Darrell Bodnar. CIO of North Country Healthcare (Whitefield, N.H.): Ten years is a very long time. Perhaps some of this will be more wishful thinking than reality. First, I believe the migration away from brick-and-mortar healthcare will continue. The virtual, mobile, hospital-at-home, and telehealth platforms we currently have will be far more advanced. The combination of data normalization and sharing, systems and platform standardization, technology advancements, and payment models will provide streamlined care anytime from anywhere.
The ambiguity around coverage and cost will be less of a concern but probably not completely eliminated. I believe the convergence of healthcare providers and payers will continue to grow and accelerate to reduce the uncontrolled costs of healthcare costs we are currently dealing with, as well as wrap care delivery around standards, best practices, and quality metrics.
Consumers will have many more opportunities and knowledge at their disposal to make educated decisions about their care, including cost, availability, quality, and consumer satisfaction scores. Automated predictive analytics will be mainstream and combined with progressive consumer health monitoring systems, will provide advanced notice of health events as well as better chronic disease management. Patient compliance will improve exponentially, with medication compliance becoming a thing of the past.
Regular health maintenance processes that are currently plagued by legacy technology barriers will also go the way of the dodo. Automation will be embedded in every healthcare process, permitting clinicians to do what they do best, care for patients. The current EMR model needs to be completely overhauled and will, perhaps with our current EMR vendors, but possibly by one of the many emerging innovators not strapped to existing outdated design and architecture.

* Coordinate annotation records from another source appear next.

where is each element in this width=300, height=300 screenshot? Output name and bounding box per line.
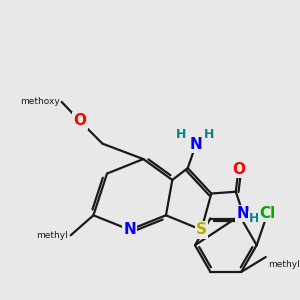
Text: N: N (237, 206, 249, 221)
Text: O: O (73, 113, 86, 128)
Text: methyl: methyl (36, 231, 68, 240)
Text: H: H (249, 212, 259, 224)
Text: H: H (176, 128, 187, 141)
Text: methoxy: methoxy (20, 98, 60, 106)
Text: Cl: Cl (260, 206, 276, 221)
Text: N: N (190, 137, 202, 152)
Text: methyl: methyl (268, 260, 300, 269)
Text: S: S (196, 222, 207, 237)
Text: H: H (204, 128, 215, 141)
Text: O: O (232, 161, 245, 176)
Text: N: N (123, 222, 136, 237)
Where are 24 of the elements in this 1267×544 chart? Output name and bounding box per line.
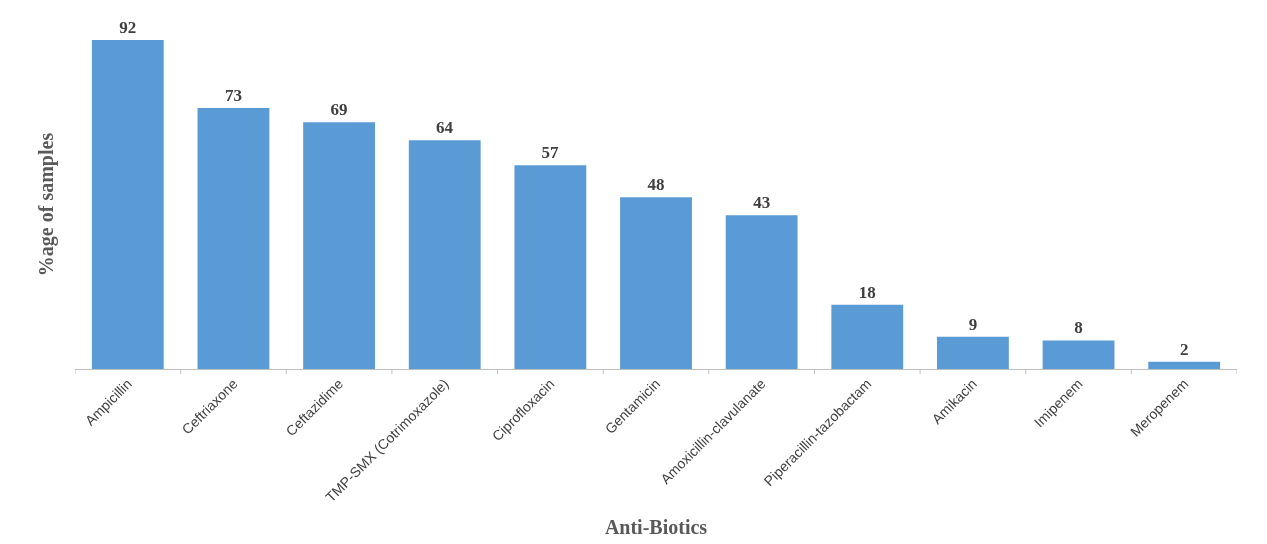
data-label: 73 (224, 85, 242, 105)
bar (514, 165, 587, 369)
data-label: 9 (968, 314, 978, 334)
data-label: 48 (647, 175, 665, 195)
bar (91, 40, 164, 369)
x-axis-title: Anti-Biotics (604, 515, 708, 538)
data-label: 18 (858, 282, 876, 302)
bar (620, 197, 692, 369)
bar (936, 336, 1009, 369)
data-label: 69 (330, 100, 348, 120)
bar (725, 215, 798, 369)
data-label: 64 (435, 118, 454, 138)
bar (303, 122, 376, 369)
data-label: 92 (119, 18, 137, 37)
data-label: 8 (1074, 318, 1083, 338)
bar (831, 304, 904, 369)
bar (197, 107, 270, 369)
data-label: 57 (541, 143, 560, 163)
data-label: 43 (753, 193, 771, 213)
bar (408, 140, 481, 369)
bar (1148, 361, 1221, 369)
data-label: 2 (1179, 339, 1189, 359)
bar (1042, 340, 1115, 369)
y-axis-title: %age of samples (34, 132, 58, 277)
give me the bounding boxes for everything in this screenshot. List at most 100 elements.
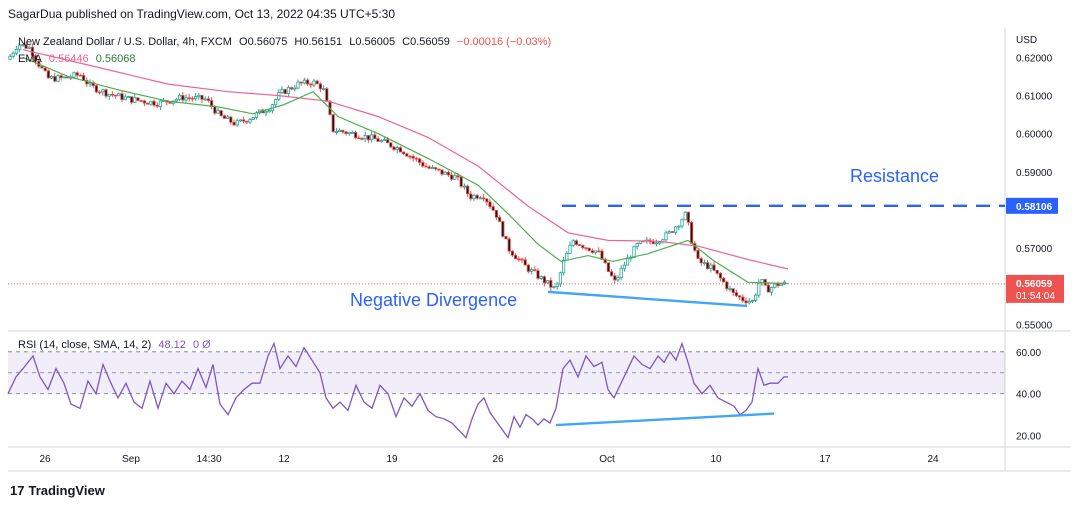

I still believe there will be continued advancement in technologies like genomics, AI, robotics, 3D printing, patient sensors, nanotechnology, virtual reality, and mRNA technologies. I believe CRISPR advancements may make it one of the most important medical advancements of our time if it isn't already. Who knows, if we don't remove the bureaucracy surrounding healthcare, we may end up with only minimal advancements and progress. I applaud the innovators trying to make a difference and pushing their way into and through an entrenched establishment that is our current healthcare reality. It will be very interesting to watch healthcare over the next 10 years.